I will leave you with the full quote, lest I be too fair to Fareed, may all the religions you can eat for $8.99. (here’s another similar pearl by Fareed).
“For all his intellectual shortcomings, Bush recognized that the roots of Islamic terrorism lie in the dysfunctions of the Arab world. Over the past 40 years, as the rest of the globe progressed economically and politically, the Arabs moved backward. Decades of tyranny and stagnation -- mostly under the auspices of secular, Westernized regimes such as those in Egypt and Syria -- have produced an opposition that is extreme, religiously oriented and in some cases violent. Its ideology is now global, and it has small bands of recruits from London to Jakarta. But at its heart it is an Arab phenomenon, born in the failures of that region.
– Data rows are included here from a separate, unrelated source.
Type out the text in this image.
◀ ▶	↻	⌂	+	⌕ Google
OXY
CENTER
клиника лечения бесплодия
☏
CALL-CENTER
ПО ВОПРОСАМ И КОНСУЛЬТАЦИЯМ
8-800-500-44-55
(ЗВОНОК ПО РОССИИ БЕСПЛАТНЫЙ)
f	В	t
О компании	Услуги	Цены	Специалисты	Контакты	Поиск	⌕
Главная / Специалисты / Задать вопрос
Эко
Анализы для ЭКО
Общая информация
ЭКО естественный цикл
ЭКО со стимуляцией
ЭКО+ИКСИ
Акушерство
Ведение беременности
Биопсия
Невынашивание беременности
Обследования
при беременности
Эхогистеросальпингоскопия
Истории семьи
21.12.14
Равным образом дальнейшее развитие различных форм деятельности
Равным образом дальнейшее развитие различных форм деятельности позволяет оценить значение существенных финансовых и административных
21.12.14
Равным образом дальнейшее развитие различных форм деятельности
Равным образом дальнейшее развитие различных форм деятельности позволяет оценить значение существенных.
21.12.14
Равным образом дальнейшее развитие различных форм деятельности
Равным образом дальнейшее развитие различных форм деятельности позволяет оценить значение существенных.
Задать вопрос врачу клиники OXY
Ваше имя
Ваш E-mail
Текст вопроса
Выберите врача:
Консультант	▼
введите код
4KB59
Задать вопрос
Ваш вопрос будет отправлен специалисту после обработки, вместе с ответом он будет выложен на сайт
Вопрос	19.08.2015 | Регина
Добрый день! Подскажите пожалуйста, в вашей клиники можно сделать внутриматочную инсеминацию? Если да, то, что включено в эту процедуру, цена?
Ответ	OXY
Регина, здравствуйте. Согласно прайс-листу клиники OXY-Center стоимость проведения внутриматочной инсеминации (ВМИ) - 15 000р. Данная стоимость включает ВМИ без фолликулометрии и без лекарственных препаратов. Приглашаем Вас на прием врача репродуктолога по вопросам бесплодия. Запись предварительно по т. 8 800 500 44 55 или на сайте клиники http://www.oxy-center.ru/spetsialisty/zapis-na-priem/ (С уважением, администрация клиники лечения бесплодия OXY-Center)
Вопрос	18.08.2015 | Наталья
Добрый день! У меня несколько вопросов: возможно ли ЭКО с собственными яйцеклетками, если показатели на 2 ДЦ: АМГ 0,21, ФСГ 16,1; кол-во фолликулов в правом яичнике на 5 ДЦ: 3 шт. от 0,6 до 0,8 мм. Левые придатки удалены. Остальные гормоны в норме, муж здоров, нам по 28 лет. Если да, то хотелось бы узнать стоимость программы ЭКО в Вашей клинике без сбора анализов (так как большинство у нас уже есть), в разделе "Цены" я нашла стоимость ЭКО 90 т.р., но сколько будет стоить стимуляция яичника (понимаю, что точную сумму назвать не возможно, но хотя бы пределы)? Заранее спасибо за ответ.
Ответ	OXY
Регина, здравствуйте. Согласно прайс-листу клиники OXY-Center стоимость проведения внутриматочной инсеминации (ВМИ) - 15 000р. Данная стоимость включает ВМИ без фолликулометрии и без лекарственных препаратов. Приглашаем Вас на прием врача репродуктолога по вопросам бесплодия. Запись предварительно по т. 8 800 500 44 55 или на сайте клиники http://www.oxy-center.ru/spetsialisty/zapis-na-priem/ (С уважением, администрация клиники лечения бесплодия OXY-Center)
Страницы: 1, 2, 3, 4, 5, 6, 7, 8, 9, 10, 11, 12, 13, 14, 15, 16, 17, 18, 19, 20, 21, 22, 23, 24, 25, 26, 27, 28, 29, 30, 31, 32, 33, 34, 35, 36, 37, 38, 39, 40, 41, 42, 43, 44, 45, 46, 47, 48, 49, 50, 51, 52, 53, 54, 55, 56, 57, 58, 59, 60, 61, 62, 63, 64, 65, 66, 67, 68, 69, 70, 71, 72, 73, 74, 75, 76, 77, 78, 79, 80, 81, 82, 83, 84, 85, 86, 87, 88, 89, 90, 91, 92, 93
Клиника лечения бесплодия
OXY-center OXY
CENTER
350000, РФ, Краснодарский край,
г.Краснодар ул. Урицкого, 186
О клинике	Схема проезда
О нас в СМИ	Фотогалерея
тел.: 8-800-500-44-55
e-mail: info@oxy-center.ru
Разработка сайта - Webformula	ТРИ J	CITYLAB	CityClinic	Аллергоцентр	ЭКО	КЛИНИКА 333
And it is likely to be cured only by a more open and liberal Arab culture that has made its peace with modernity. Look for example at two non-Arab countries, Malaysia and Turkey, whose people are conservative and religious Muslims. Both places are also reasonably successful economies, open societies and functioning democracies. As a result, they don`t produce swarms of suicide bombers.”
--Fareed Zakaria quote, Washington Post, Dec 18, 2006
(good boy Fareed, let’s not stray too far from cultural racism and 6th grade analysis except when it comes to the Mosque, after all, not all Muslims are Arabs—A.F.)